During the first half of the present century, Radium, a naturally occurring radioactive element, was mixed with phosphors and applied in the manner of a pigment to produce self-luminous paints. Such paints were widely used where a degree of visibility in low light or dark conditions was required. While the development was initially spurred by military applications, the technique was adapted to many other uses, even to the point of being used on the faces of wrist watches and clocks marketed to the general public.
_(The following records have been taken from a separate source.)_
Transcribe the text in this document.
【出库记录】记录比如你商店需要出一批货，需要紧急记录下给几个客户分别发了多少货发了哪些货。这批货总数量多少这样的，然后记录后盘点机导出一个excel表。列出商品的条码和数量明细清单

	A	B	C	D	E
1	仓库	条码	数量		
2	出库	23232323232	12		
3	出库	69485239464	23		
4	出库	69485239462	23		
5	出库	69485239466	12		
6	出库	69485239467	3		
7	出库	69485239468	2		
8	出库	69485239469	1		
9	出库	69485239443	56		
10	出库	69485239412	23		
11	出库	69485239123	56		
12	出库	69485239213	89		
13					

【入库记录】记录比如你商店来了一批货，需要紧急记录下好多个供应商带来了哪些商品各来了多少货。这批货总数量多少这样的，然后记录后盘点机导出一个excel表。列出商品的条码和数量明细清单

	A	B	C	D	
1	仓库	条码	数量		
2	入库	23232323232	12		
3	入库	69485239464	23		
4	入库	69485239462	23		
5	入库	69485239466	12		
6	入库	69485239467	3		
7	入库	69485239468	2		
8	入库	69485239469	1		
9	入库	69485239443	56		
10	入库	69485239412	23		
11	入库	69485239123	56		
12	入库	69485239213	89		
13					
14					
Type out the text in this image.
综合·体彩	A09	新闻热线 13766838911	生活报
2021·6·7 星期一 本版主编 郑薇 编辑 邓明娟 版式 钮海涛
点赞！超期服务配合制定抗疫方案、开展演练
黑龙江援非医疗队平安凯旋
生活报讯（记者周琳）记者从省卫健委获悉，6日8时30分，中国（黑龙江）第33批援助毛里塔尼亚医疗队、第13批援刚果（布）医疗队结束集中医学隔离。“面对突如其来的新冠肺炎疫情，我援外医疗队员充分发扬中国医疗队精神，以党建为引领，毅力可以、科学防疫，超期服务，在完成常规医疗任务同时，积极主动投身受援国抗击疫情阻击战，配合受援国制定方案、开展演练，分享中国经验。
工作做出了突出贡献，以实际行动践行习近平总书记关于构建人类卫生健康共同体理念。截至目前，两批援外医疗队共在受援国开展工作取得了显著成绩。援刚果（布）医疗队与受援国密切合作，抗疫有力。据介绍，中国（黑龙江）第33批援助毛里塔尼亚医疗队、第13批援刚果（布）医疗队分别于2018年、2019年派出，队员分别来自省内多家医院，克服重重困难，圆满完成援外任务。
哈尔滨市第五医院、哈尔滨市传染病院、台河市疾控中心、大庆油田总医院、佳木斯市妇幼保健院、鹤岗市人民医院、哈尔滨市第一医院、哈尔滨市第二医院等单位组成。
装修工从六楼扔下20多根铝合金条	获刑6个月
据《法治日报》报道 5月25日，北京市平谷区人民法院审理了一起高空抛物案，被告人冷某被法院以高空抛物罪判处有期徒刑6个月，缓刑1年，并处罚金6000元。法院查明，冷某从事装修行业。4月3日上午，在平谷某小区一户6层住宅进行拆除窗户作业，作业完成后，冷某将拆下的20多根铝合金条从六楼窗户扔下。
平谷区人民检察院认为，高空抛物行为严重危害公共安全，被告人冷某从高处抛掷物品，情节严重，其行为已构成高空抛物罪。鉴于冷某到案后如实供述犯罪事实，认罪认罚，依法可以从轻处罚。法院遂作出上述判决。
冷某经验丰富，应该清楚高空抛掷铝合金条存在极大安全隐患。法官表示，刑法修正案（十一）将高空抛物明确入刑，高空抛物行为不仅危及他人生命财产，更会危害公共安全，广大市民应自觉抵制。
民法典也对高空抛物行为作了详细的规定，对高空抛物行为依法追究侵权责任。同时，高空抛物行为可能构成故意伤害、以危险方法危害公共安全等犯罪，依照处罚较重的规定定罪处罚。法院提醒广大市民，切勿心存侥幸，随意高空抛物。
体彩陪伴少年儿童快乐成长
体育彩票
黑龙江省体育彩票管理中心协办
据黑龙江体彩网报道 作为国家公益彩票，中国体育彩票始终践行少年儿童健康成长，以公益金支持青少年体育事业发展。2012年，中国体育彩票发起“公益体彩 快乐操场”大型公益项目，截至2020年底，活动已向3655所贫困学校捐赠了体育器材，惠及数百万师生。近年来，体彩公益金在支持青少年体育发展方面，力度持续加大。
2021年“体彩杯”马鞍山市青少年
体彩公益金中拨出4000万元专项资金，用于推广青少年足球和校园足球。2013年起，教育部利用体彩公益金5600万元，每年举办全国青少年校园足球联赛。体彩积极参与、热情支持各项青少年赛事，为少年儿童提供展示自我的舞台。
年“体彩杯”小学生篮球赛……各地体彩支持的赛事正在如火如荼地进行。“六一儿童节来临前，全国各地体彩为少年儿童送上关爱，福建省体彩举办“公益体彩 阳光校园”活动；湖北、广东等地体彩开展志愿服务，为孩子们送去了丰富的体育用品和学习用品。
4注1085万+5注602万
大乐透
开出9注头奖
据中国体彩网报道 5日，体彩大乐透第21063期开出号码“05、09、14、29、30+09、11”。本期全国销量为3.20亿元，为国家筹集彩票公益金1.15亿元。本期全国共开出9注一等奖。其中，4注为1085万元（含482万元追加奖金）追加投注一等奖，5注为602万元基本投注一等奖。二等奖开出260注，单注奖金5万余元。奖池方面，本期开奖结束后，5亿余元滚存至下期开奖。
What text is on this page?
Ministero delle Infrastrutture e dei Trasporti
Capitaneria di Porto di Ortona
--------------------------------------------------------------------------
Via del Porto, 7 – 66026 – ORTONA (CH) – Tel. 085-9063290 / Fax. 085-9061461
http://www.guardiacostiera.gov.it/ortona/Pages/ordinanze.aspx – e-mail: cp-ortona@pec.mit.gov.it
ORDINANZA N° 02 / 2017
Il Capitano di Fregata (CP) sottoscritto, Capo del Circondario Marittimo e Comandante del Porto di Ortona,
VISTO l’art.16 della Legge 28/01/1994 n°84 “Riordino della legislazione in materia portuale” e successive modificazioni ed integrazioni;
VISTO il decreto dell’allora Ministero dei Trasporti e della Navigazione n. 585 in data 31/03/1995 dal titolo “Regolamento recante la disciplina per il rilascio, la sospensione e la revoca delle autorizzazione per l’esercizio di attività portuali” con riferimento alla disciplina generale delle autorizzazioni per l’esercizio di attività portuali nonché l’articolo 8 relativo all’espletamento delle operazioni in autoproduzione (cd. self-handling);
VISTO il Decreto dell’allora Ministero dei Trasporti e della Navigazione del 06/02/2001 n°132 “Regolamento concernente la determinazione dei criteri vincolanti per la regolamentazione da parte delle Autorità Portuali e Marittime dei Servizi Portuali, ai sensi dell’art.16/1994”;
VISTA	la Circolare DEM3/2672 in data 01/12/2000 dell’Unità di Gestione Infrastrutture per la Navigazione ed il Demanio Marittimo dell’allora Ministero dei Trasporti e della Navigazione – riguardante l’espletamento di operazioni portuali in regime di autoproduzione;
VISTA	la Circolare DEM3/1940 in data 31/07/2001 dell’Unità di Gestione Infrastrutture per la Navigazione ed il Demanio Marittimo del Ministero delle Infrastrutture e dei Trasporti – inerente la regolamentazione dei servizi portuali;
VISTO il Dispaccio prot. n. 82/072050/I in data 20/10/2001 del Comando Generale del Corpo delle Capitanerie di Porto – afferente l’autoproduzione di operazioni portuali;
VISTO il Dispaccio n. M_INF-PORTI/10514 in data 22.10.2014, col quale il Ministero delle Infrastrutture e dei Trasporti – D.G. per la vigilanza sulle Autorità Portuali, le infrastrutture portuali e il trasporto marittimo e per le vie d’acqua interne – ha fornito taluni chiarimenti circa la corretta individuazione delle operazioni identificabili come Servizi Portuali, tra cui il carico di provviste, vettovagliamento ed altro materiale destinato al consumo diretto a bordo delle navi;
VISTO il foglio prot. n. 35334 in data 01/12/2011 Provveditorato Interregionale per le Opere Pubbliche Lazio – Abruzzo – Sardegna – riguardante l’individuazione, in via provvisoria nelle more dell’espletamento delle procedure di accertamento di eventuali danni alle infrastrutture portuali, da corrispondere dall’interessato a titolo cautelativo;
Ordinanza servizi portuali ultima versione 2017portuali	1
Unfortunately, cancers began to appear among workers who applied the Radium activated self-luminous paints and it was soon determined that Radium was the cause. Though painting techniques were improved to the point where unacceptable risks could be avoided, growing concerns about radiation and radioactive materials eventually resulted in a halt to the production of new devices using Radium activated self-luminous paints. Concurrently other less dangerous radioisotopes were also found to be effective in activating such paints, the most recent to enjoy fairly wide use being Tritium.
One of the tasks routinely carried out today in aviation instrument shops is to refurbish used instruments. From time to time this might involve scraping off and repainting dial faces or indicator needles and pointers. Concerns were raised that these might have been originally painted with Radium activated self-luminous paints and that the workers and shop might have become contaminated with radioactive dust.
RHSC carried out measurements to establish whether or not there was any significant contamination of the instrument shops and provided recommendations to preclude even minute levels of contamination or the spread of tiny quantities of Radium or other similarly used radioisotopes.